Saturday, October 23, 2010

Intro: Belém

The bus stops you frantically try to read the sign outside since no announcement was made declaring where you are.  Praça do Comércio.  You are there only one tram away from your goal!  To your left is an astonishing view of the ocean, obscured only by a majestic statue of a man on a horse.  To your right a yellow palace-like façade with a magnificent arc in the middle that leads to colorful bustling pedestrian zone full of shops and restaurants.  Immediately you know you are not in Kansas anymore.  As soon as you begin to appreciate the delicate odor of sea-salt in the air, the #15 tram blocks your view.  Back to reality, you climb onto the crowded tram and prepare for one last journey.  The next 20 minutes are filled with stunning views of coastline and bridges to the left and aging yet quaint Mediterranean style buildings to the right.  Belém flashes in the tram and you climb out only to realize you are being followed by almost every person on the tram.  Everyone is headed in one direction but you rush to the front.  You don't even need to see the sign to know you are close to the Antiga Confeitaria de Belém because the line slightly comes out the door.  Most of the crowd has actually walked past this jewel of the Lisbon onto the Mosteiro dos Jerónimos which is where they will probably hear of this place for the first time.  Not you though...you have done your research.  

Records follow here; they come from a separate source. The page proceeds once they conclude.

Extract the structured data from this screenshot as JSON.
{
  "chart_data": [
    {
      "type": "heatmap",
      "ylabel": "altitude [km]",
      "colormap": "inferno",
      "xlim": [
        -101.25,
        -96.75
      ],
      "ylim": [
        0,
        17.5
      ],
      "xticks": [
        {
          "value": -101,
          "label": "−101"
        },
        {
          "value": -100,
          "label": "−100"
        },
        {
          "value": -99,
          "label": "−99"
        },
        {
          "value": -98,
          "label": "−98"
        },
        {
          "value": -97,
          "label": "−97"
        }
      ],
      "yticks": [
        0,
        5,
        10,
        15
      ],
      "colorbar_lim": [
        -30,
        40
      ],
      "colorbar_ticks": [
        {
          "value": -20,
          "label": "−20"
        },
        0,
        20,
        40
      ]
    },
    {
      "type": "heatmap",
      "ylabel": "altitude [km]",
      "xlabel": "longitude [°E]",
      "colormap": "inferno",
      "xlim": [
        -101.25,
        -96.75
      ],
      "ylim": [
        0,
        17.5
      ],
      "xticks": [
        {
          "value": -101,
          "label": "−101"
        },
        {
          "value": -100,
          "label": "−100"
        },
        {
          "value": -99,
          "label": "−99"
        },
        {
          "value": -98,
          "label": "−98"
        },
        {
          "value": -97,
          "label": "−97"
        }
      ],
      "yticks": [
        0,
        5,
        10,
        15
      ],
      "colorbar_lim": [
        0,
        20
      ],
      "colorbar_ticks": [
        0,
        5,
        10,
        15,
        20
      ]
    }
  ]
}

The long line moves surprisingly fast.  You are asked to move to the left to await your 2 pasteis de belém.  In the back you can see immense quantities of these lisboeta specialties and you peek hoping to catch a glimpse of their secret methods.  No luck...a young man holding up 2 fingers quickly blocks your view... you anxiously nod up and down to his inquisitive facial expression.  He coats your pasteis in cinnamon and powdered sugar and sends you on your way.  Hastily you take the first seat that comes in sight and prepare to dine.  No hesitation, no manners, no one in this world but you.  In one bite you are in a 17th century monastery surrounded by strange women in black and white.  They look like...no they are nuns...and they are enjoying the exact pastry you are.  The scene fades and you find yourself in 1837 sitting next to two men.  One is dressed as a savvy businessman and the other is in tattered dirty clothing.  That must be Domingo Rafael Alves and you must be witnessing the first and last purchase of the recipe for Pasteis de Belém from the destitute baker whose name has faded into obscurity.  You awake from your vision to be pleasantly surprised by the amazing flavor in your mouth.  The tang of the cinnamon and slight sweetness of the powdered sugar have proven to be the perfect addition to an already amazing treat.  These aren't the pasteis from Porto or Brazil...these really are special.  With centuries of history in the palm of your hand, your Portuguese adventure could end right now and have been worth it.  Or at least it was to me....


Perhaps now you can understand my love for food and culture and how to me they are always intertwined.  Dining in the Antiga Confeitaria de Belém is as culturally relevant to me as the narrow and crooked streets of Alfama or the flamboyant ramparts of Sintra.  I have traveled around Europe and experienced things from the richness of the Louvre to the humble origins of Feijoada (yes I know it's primarily Brazilian) and want to share my experience and knowledge with you.  Should you have the same fascination with food and culture, know that we are already friends and I would love nothing more than for you to share your experience and knowledge with me.